Es ist eher ungewöhnlich, dass die Präsidentin der EU-Kommission Gerüchte über einen möglichen Gesetzesentwurf, der noch gar nicht veröffentlicht wurde, kommentiert.
Im Zuge der schmerzvollen Trennung zwischen der EU und dem Vereinigten Königreich darf das aber nicht erstaunen.
Es geht um das Scheidungsabkommen, dass die EU mit UK ausgehandelt hatte, dessen Verabschiedung im britischen Parlament eine endlose Leidensgeschichte und einen tiefen Graben in der Politik offenbarte.
Seit Ende des letzten Jahr steht der Vertrag aber.
In diesem Jahr steht die Umsetzung dieses internationalen Vertrags zwischen UK und der europäischen Staatengruppe an.
Parallel zu den Verhandlungen über eine künftige Partnerschaft und ein Freihandelsabkommen arbeiten die EU und das Vereinigte Königreich bilateral daran, in gemischten Ausschüssen die korrekte Umsetzung des Scheidungsabkommens sicher zu stellen.
Das Problem: Die britische Regierung will nun ein Binnenmarktgesetz geltend für UK erlassen, das einzelne Punkte des Abkommens mit der EU betrifft und im Widerspruch zu darin enthaltenen Passagen stehen würde.
Darum die vorsorgliche Reaktion der EU-Kommissionspräsidentin von der Leyen.
Aus Sicht der EU hat sich die britische Regierung in den letzten Jahren als wenig berechenbarer Verhandlungspartner herausgestellt.
Erst im x-ten Anlauf gelang es der britischen Regierung den Scheidungsvertrag im Parlament verabschieden zu lassen.
Fristen und Versprechen wurden nicht eingehalten. Ein störender Zeitdruck entstand.
Darum die vergleichsweise heftige Reaktion auf das Gerücht eines Gesetzesentwurfes.
Hintergrund ist ein Grundkonflikt.
Im Scheidungsabkommen ist ein Streitschlichtungs-Mechanismus festgehalten, der Schweizer Ohren bekannt vorkommen dürfte.
Sind sich die EU und UK nicht einig betreffend der Auslegung eine Bestimmung des Vertrages, dann beginnt ein dreistufiges Streitschlichtungsverfahren:
- im sog. Gemischten EU-UK-Ausschuss wird politisch eine Lösung gesucht für einen Kompromiss.

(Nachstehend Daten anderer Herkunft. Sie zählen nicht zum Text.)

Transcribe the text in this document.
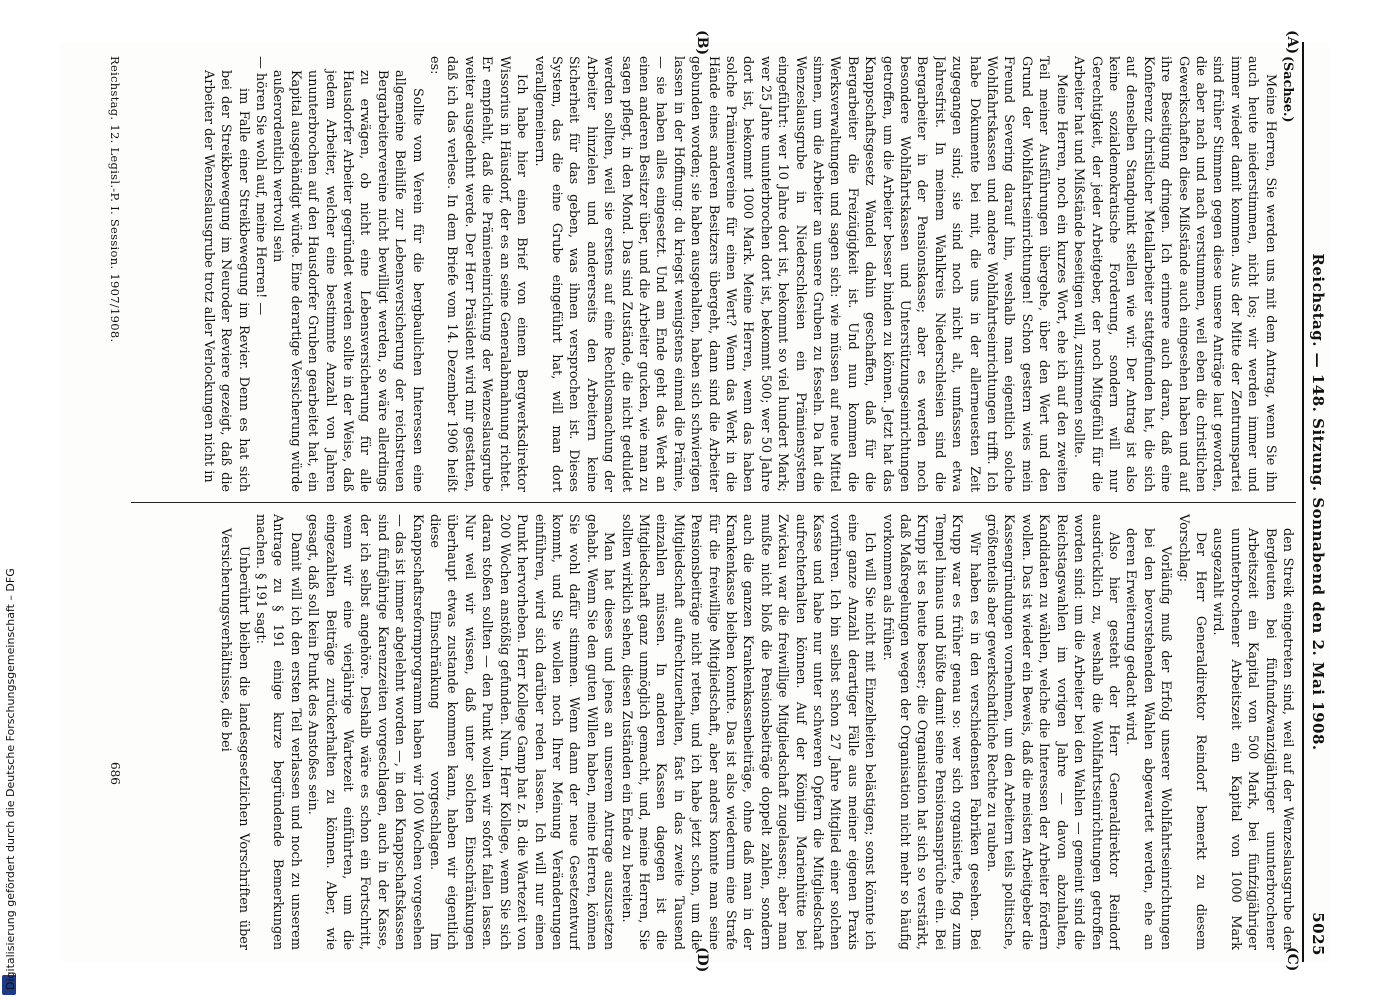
Digitalisierung gefördert durch die Deutsche Forschungsgemeinschaft – DFG
Reichstag. — 148. Sitzung. Sonnabend den 2. Mai 1908.
5025
(A)
(B)
(C)
(D)

(Sachse.)

Meine Herren, Sie werden uns mit dem Antrag, wenn Sie ihn auch heute niederstimmen, nicht los; wir werden immer und immer wieder damit kommen. Aus der Mitte der Zentrumspartei sind früher Stimmen gegen diese unsere Anträge laut geworden, die aber nach und nach verstummen, weil eben die christlichen Gewerkschaften diese Mißstände auch eingesehen haben und auf ihre Beseitigung dringen. Ich erinnere auch daran, daß eine Konferenz christlicher Metallarbeiter stattgefunden hat, die sich auf denselben Standpunkt stellen wie wir. Der Antrag ist also keine sozialdemokratische Forderung, sondern will nur Gerechtigkeit, der jeder Arbeitgeber, der noch Mitgefühl für die Arbeiter hat und Mißstände beseitigen will, zustimmen sollte.

Meine Herren, noch ein kurzes Wort, ehe ich auf den zweiten Teil meiner Ausführungen übergehe, über den Wert und den Grund der Wohlfahrtseinrichtungen! Schon gestern wies mein Freund Severing darauf hin, weshalb man eigentlich solche Wohlfahrtskassen und andere Wohlfahrtseinrichtungen trifft. Ich habe Dokumente bei mit, die uns in der allerneuesten Zeit zugegangen sind; sie sind noch nicht alt, umfassen etwa Jahresfrist. In meinem Wahlkreis Niederschlesien sind die Bergarbeiter in der Pensionskasse; aber es werden noch besondere Wohlfahrtskassen und Unterstützungseinrichtungen getroffen, um die Arbeiter besser binden zu können. Jetzt hat das Knappschaftsgesetz Wandel dahin geschaffen, daß für die Bergarbeiter die Freizügigkeit ist. Und nun kommen die Werksverwaltungen und sagen sich: wie müssen auf neue Mittel sinnen, um die Arbeiter an unsere Gruben zu fesseln. Da hat die Wenzeslausgrube in Niederschlesien ein Prämiensystem eingeführt: wer 10 Jahre dort ist, bekommt so viel hundert Mark; wer 25 Jahre ununterbrochen dort ist, bekommt 500; wer 50 Jahre dort ist, bekommt 1000 Mark. Meine Herren, wenn das haben solche Prämienvereine für einen Wert? Wenn das Werk in die Hände eines anderen Besitzers übergeht, dann sind die Arbeiter gebunden worden; sie haben ausgehalten, haben sich schwierigen lassen in der Hoffnung: du kriegst wenigstens einmal die Prämie, — sie haben alles eingesetzt. Und am Ende geht das Werk an einen anderen Besitzer über, und die Arbeiter gucken, wie man zu sagen pflegt, in den Mond. Das sind Zustände, die nicht geduldet werden sollten, weil sie erstens auf eine Rechtlosmachung der Arbeiter hinzielen und andererseits den Arbeitern keine Sicherheit für das geben, was ihnen versprochen ist. Dieses System, das die eine Grube eingeführt hat, will man dort verallgemeinern.

Ich habe hier einen Brief von einem Bergwerksdirektor Wissorius in Häusdorf, der es an seine Generalabmahnung richtet. Er empfiehlt, daß die Prämieneinrichtung der Wenzeslausgrube weiter ausgedehnt werde. Der Herr Präsident wird mir gestatten, daß ich das verlese. In dem Briefe vom 14. Dezember 1906 heißt es:

Sollte vom Verein für die bergbaulichen Interessen eine allgemeine Beihilfe zur Lebensversicherung der reichstreuen Bergarbeitervereine nicht bewilligt werden, so wäre allerdings zu erwägen, ob nicht eine Lebensversicherung für alle Hausdorfer Arbeiter gegründet werden sollte in der Weise, daß jedem Arbeiter, welcher eine bestimmte Anzahl von Jahren ununterbrochen auf den Hausdorfer Gruben gearbeitet hat, ein Kapital ausgehändigt würde. Eine derartige Versicherung würde außerordentlich wertvoll sein

— hören Sie wohl auf, meine Herren! —

im Falle einer Streikbewegung im Revier. Denn es hat sich bei der Streikbewegung im Neuroder Reviere gezeigt, daß die Arbeiter der Wenzeslausgrube trotz aller Verlockungen nicht in

den Streik eingetreten sind, weil auf der Wenzeslausgrube den Bergleuten bei fünfundzwanzigjähriger ununterbrochener Arbeitszeit ein Kapital von 500 Mark, bei fünfzigjähriger ununterbrochener Arbeitszeit ein Kapital von 1000 Mark ausgezahlt wird.

Der Herr Generaldirektor Reindorf bemerkt zu diesem Vorschlag:

Vorläufig muß der Erfolg unserer Wohlfahrtseinrichtungen bei den bevorstehenden Wahlen abgewartet werden, ehe an deren Erweiterung gedacht wird.

Also hier gesteht der Herr Generaldirektor Reindorf ausdrücklich zu, weshalb die Wohlfahrtseinrichtungen getroffen worden sind: um die Arbeiter bei den Wahlen — gemeint sind die Reichstagswahlen im vorigen Jahre — davon abzuhalten, Kandidaten zu wählen, welche die Interessen der Arbeiter fördern wollen. Das ist wieder ein Beweis, daß die meisten Arbeitgeber die Kassengründungen vornehmen, um den Arbeitern teils politische, größtenteils aber gewerkschaftliche Rechte zu rauben.

Wir haben es in den verschiedensten Fabriken gesehen. Bei Krupp war es früher genau so: wer sich organisierte, flog zum Tempel hinaus und büßte damit seine Pensionsansprüche ein. Bei Krupp ist es heute besser; die Organisation hat sich so verstärkt, daß Maßregelungen wegen der Organisation nicht mehr so häufig vorkommen als früher.

Ich will Sie nicht mit Einzelheiten belästigen; sonst könnte ich eine ganze Anzahl derartiger Fälle aus meiner eigenen Praxis vorführen. Ich bin selbst schon 27 Jahre Mitglied einer solchen Kasse und habe nur unter schweren Opfern die Mitgliedschaft aufrechterhalten können. Auf der Königin Marienhütte bei Zwickau war die freiwillige Mitgliedschaft zugelassen; aber man mußte nicht bloß die Pensionsbeiträge doppelt zahlen, sondern auch die ganzen Krankenkassenbeiträge, ohne daß man in der Krankenkasse bleiben konnte. Das ist also wiederum eine Strafe für die freiwillige Mitgliedschaft, aber anders konnte man seine Pensionsbeiträge nicht retten, und ich habe jetzt schon, um die Mitgliedschaft aufrechtzuerhalten, fast in das zweite Tausend einzahlen müssen. In anderen Kassen dagegen ist die Mitgliedschaft ganz unmöglich gemacht, und, meine Herren, Sie sollten wirklich sehen, diesen Zuständen ein Ende zu bereiten.

Man hat dieses und jenes an unserem Antrage auszusetzen gehabt. Wenn Sie den guten Willen haben, meine Herren, können Sie wohl dafür stimmen. Wenn dann der neue Gesetzentwurf kommt, und Sie wollen noch Ihrer Meinung Veränderungen einführen, wird sich darüber reden lassen. Ich will nur einen Punkt hervorheben. Herr Kollege Gamp hat z. B. die Wartezeit von 200 Wochen anstößig gefunden. Nun, Herr Kollege, wenn Sie sich daran stoßen sollten — den Punkt wollen wir sofort fallen lassen. Nur weil wir wissen, daß unter solchen Einschränkungen überhaupt etwas zustande kommen kann, haben wir eigentlich diese Einschränkung vorgeschlagen. Im Knappschaftsreformprogramm haben wir 100 Wochen vorgesehen — das ist immer abgelehnt worden —, in den Knappschaftskassen sind fünfjährige Karenzzeiten vorgeschlagen, auch in der Kasse, der ich selbst angehöre. Deshalb wäre es schon ein Fortschritt, wenn wir eine vierjährige Wartezeit einführten, um die eingezahlten Beiträge zurückerhalten zu können. Aber, wie gesagt, daß soll kein Punkt des Anstoßes sein.

Damit will ich den ersten Teil verlassen und noch zu unserem Antrage zu § 191 einige kurze begründende Bemerkungen machen. § 191 sagt:

Unberührt bleiben die landesgesetzlichen Vorschriften über Versicherungsverhältnisse, die bei

Reichstag. 12. Legisl.-P. I. Session. 1907/1908.
686
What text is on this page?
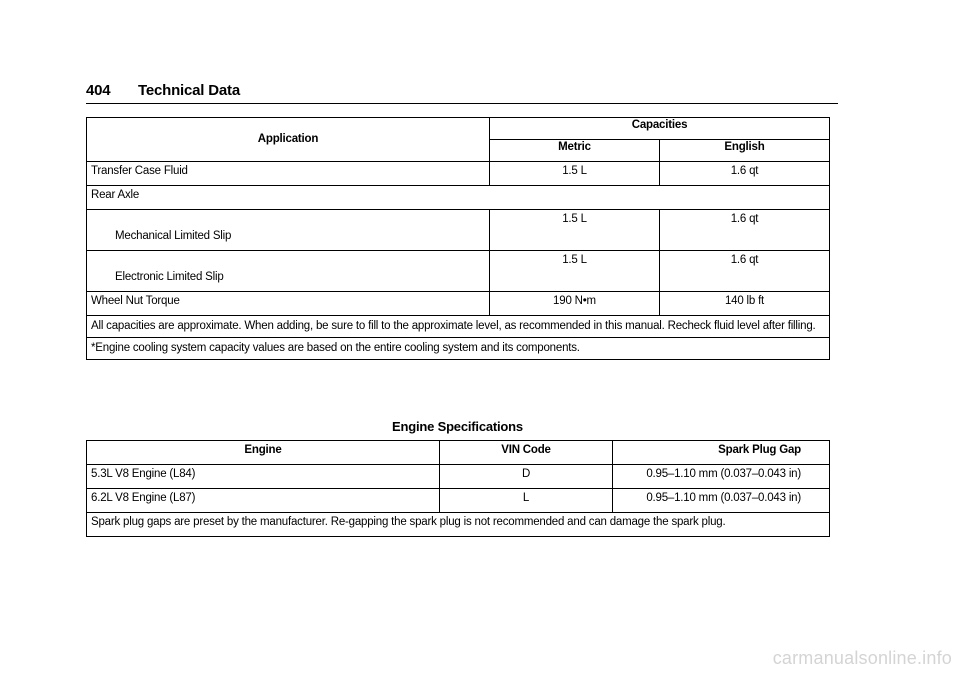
404 Technical Data
Application	Capacities	
	Metric	English
Transfer Case Fluid	1.5 L	1.6 qt
Rear Axle		

Mechanical Limited Slip	1.5 L	1.6 qt

Electronic Limited Slip	1.5 L	1.6 qt

Wheel Nut Torque	190 N•m	140 lb ft
All capacities are approximate. When adding, be sure to fill to the approximate level, as recommended in this manual. Recheck fluid level after filling.		
*Engine cooling system capacity values are based on the entire cooling system and its components.		
Engine Specifications
Engine	VIN Code	Spark Plug Gap
5.3L V8 Engine (L84)	D	0.95–1.10 mm (0.037–0.043 in)
6.2L V8 Engine (L87)	L	0.95–1.10 mm (0.037–0.043 in)
Spark plug gaps are preset by the manufacturer. Re-gapping the spark plug is not recommended and can damage the spark plug.		
carmanualsonline.info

- lässt sich kein Kompromiss finden, dann wird ein Schiedsgericht eingesetzt.
- wenn nötig ruft das Schiedsgericht den Europäischen Gerichtshof an für Bereiche, die EU-Recht betreffen.
- das Schiedsgericht muss entsprechend entscheiden.
Dieser Streitschlichtungsweg wollte Boris Johnson eigentlich nie akzeptieren. Für das Scheidungsabkommen musste er aber einlenken.
Die gleiche Logik der Streitschlichtung soll nun auch für künftige Abkommen gelten, den Freihandelsvertrag oder sektorielle Abkommen zwischen der EU und UK.
Die britische Verhandlungsdelegation will davon nichts wissen.
Die EU besteht auf diesem Grundsatz, weil gemäss EU-Verträgen nur ein EU-Gericht abschliessend über EU-Recht urteilen kann.
Dieser Punkt ist ein wesentlicher Grund, warum ein Abkommen über die künftige Partnerschaft immer noch ausser Reichweite scheint.
Das britische Binnenmarktgesetz, das das Scheidungsabkommen tangiert, zeigt, wie UK künftige Abkommen rechtlich interpretieren will: Im Zweifelsfalle entscheiden wir ohne Rücksprache.
Das kann die EU nicht akzeptieren.
Darum die überraschend heftige Reaktion auf einen noch unveröffentlichten Gesetzesvorschlag.